Section 8 Company Annual Compliance: Know Some Key Features and FAQs

Having a basic understanding of section 8 companies is essential before we can proceed to Annual Compliance. According to the Companies Act 2013, non-profits and charitable organizations can now register as Section 8 companies in India. Besides promoting commerce, art, science, sports, education, research, social welfare, religion, charity, environmental protection, a Section 8 Company can be incorporated as a private limited or public limited company.


  • Private companies must have at least two directors and public companies must have at least three directors.
  • Be subject to all the rights and responsibilities of a limited company.
  • Section 8 companies can be members of firms.
  • Objects can only be promoted with profits/income.
  • Dividends cannot be paid to its members.
  • Only the Central Government can alter its memorandum.
  • There is no requirement to add the words “limited” or “private” to its name.
  • AUDITOR APPOINTMENT- As per section 139 of The Companies Act 2013, a company must appoint an auditor whether it is a public, private, or section 8 company, As part of the Companies Act 2013, the Registrar of the Companies must appoint an auditor within 30 days of its incorporation and submit the form ADT-1 (Information for Appointment of Auditor) within 15 days of the appointment of the auditor along with the applicable fees.
  1. KEEP STATUTORY RECORDS – State law mandates that all companies keep statutory records. Companies Act, 2013 specifies that section 8 companies must maintain their proper records in separate registers such as the register of the company, the register of members, the register of loans, and the register of charges. As a result of maintaining separate registers, compliance is easier for all and helps companies avoid heavy penalties that could result if proper compliance is not achieved.
  2. DIRECTORS AND SHAREHOLDERS MEETINGS – Directors should meet to discuss the performance of the company, review the business, decide future strategy, etc. To establish healthy communication with shareholders about the company, directors should also meet them. According to section 173 of the Companies Act, 2013 section 8, a company shall hold at least one board meeting every six calendar months. A gap of 90 days between two board meetings is required. Additionally, its members must hold an Annual General Meeting within six months of the end of its fiscal year.

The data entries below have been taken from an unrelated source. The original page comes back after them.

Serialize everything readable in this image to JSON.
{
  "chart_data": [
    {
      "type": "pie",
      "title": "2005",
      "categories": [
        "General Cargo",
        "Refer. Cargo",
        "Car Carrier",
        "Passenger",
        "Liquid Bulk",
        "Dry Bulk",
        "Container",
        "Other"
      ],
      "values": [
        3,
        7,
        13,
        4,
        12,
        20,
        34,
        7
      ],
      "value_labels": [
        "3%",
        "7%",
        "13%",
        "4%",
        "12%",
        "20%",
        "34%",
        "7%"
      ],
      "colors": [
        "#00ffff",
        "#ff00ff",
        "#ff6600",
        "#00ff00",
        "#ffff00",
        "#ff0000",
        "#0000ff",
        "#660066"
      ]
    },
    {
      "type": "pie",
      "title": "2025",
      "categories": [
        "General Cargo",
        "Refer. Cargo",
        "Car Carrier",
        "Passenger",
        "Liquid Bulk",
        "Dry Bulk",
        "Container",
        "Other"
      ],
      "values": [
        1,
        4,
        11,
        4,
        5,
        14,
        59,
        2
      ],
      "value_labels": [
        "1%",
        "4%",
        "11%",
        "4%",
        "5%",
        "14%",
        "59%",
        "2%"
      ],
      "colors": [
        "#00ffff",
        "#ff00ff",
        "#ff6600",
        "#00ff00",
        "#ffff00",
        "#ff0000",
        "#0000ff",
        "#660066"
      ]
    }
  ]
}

  3. A DIRECTOR’S REPORT refers to a document in which the director of the company discloses both the financial and non-financial position of the company to its shareholders. In accordance with section 134 of The Companies Act 2013, every company, including section 8 companies, is required to prepare a Board Report.
  4. FILLING OUT INCOME TAX RETURNS – An income tax return is a form submitted to the income tax department of India with information about a person’s or entity’s income and taxes due on it. Every year, Section 8 companies are required to file their income tax returns in form ITR-7 by September 30.
  5. STATUTORY BOOKS OF ACCOUNTS – As required by section 128 of The Companies Act 2013, every company is required to keep a proper book of accounts at its registered office or such other place as prescribed, which should give a true and fair view, prepared on an accrual basis and using double entry methods. Profit and loss sheets,cash flow statements, and so on, make up books of accounts.
  6. Section 8 – FILLING OF FINANCIAL STATEMENTS AND ANNUAL RETURNSAOC-4 (Form for filing financial statement and other documents with the Registrar) and MGT-7 (Form for filing an annual return by a company) must be filed with the Registrar of Companies within 30 days and 60 days of the company’s annual general meeting, respectively.